Julie Kirkendoll, production coordinator for IBJ Media, took home third place for Page 1 design for the April 14, 2021, issue of Indiana Lawyer.

Reporters and designers at IBJ brought home a total of 14 awards, including:

  • IBJ reporter Leslie Bonilla Muñiz, first place for coverage of minority, diversity and inclusion issues. “This sustained and thorough reporting on business-related diversity and inclusion issues was clear, compelling and factually researched and cited,” the judges said. “The body of work is effective at increasing awareness of the need for increased equity and access.”
  • Greg Weaver, IBJ managing editor, first place for editorial writing for an editorial headlined, “Where’s the real punishment for FBI?” The judges wrote that the editorial “demanding a full criminal investigation of FBI staff who failed in their handling of the USA Gymnastics sexual abuse case was clearly structured, compelling and backed up with evidence.

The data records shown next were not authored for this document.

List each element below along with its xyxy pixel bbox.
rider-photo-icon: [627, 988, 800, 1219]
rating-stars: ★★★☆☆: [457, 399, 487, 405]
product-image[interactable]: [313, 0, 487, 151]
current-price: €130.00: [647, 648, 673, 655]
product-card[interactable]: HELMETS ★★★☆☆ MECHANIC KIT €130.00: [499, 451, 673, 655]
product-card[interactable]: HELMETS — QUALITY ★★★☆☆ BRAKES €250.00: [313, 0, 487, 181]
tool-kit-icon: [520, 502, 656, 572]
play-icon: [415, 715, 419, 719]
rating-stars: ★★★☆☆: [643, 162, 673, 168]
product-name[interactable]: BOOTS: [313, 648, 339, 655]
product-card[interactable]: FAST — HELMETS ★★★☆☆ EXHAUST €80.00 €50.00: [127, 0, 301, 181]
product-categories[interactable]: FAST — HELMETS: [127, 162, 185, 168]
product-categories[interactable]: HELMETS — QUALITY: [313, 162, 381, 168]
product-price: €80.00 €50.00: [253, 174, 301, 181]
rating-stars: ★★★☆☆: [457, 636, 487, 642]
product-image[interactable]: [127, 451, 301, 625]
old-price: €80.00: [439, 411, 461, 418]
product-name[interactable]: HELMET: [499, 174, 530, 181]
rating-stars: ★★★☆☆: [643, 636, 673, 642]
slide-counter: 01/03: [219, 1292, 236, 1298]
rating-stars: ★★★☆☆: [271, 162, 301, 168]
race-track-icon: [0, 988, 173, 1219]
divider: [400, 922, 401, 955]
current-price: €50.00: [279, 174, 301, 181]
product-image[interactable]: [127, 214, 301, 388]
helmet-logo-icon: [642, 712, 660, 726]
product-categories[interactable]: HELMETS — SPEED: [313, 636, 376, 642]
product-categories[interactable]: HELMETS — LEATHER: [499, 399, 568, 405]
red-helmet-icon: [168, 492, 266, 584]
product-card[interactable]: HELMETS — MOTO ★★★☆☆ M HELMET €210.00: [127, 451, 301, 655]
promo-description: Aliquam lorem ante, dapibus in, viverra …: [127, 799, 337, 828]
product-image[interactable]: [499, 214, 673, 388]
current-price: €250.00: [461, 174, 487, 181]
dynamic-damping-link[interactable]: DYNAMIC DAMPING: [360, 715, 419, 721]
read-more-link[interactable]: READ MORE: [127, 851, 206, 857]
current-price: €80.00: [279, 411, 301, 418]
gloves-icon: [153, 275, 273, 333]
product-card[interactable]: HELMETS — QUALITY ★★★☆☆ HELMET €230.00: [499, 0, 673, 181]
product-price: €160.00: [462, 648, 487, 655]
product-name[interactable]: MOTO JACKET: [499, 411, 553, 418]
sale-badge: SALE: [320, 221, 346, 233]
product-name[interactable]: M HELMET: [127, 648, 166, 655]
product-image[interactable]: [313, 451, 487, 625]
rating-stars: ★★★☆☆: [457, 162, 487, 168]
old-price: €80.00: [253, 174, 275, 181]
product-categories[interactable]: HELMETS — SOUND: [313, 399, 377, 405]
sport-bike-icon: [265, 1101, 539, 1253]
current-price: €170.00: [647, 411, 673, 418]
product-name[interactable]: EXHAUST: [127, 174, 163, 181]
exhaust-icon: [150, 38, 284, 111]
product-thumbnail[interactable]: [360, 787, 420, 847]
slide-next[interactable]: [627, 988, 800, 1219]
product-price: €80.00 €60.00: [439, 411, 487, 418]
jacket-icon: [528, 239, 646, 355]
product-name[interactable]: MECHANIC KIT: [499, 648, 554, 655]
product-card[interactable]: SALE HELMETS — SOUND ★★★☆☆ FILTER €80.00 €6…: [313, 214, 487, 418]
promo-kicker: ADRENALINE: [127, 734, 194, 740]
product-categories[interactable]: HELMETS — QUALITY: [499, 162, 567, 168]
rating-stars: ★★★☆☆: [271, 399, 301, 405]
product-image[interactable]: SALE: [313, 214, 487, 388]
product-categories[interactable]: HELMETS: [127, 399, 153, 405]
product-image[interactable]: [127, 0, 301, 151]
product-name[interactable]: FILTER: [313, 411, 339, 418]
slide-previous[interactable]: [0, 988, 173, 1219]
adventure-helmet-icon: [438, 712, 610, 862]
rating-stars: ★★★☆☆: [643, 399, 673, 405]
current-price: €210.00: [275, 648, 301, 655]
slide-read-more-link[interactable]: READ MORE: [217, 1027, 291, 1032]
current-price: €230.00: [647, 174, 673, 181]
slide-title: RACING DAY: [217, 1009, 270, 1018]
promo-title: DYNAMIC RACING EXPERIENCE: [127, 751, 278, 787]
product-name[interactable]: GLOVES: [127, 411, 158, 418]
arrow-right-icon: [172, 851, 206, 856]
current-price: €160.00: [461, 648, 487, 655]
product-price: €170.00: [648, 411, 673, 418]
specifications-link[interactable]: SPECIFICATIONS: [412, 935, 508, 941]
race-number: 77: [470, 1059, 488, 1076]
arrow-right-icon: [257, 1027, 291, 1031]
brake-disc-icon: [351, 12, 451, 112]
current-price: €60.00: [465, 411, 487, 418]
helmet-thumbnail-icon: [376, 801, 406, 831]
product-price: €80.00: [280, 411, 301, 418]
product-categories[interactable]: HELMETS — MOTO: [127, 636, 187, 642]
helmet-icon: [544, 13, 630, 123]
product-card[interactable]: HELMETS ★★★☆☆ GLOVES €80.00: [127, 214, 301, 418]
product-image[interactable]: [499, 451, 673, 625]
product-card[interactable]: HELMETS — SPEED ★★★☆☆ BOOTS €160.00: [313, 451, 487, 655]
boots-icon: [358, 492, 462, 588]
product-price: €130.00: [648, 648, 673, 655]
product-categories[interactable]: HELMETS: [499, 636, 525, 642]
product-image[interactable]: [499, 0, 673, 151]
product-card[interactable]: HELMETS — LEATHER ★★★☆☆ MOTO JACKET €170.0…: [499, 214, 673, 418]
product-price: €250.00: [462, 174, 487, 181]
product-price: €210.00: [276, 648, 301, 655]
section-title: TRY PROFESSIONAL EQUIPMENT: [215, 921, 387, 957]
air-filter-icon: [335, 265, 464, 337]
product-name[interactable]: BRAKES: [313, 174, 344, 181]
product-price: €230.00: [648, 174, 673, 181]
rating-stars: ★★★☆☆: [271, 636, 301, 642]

Concise, effective and persuasive.”
  • Pelsor, first place for the design of page 1. “Elegant,” the judges wrote. “Along with great use of photos and its captions.”
  • Brad Turner, IBJ Media production associate, first place in the graphics and illustration category for an illustration that accompanied a story about hospital readmissions. The judges said the piece “illustrates the inevitability of readmitted patients by using a conveyor belt between a ‘discharges’ and ‘admission’ door.’ The illustration is minimalistic yet impactful and grabs the attention of readers.” Turner also won third place in the category.
  • IBJ contributor Sam Stall, IBJ reporters John Russell and Bonilla, second place for environmental reporting.
  • IBJ contributor Mark Montieth, second place, and IBJ contributor Mike Lopresti, third place in sports column writing.
  • IBJ contributor, Angela B. Freeman, a partner at Barnes & Thornburg LLP, third place in the podcast category for “The Freedom Forum with Angela B. Freeman.”
  • IBJ reporter Mickey Shuey, third place in the business or consumer affairs reporting category for reporting on tourism and development.
  • IBJ reporter Susan Orr, third place in features writing for a story headlined, “Hardware store tries to Amazon-proof its business.”
  • Kirkendoll, third place for page 1 design.
  • Pelsor, third place for newspaper design for a page other than the cover for a collection of pandemic stories.
  • IBJ Media production associate Sarah Ellis, second place in the graphics and illustration category for a timeline in IBJ’s NCAA Tournament special section called The Rebound.

IBJ’s editorial staff competes among newspapers with a circulation greater than 30,000.

Editor’s note: This article has been corrected.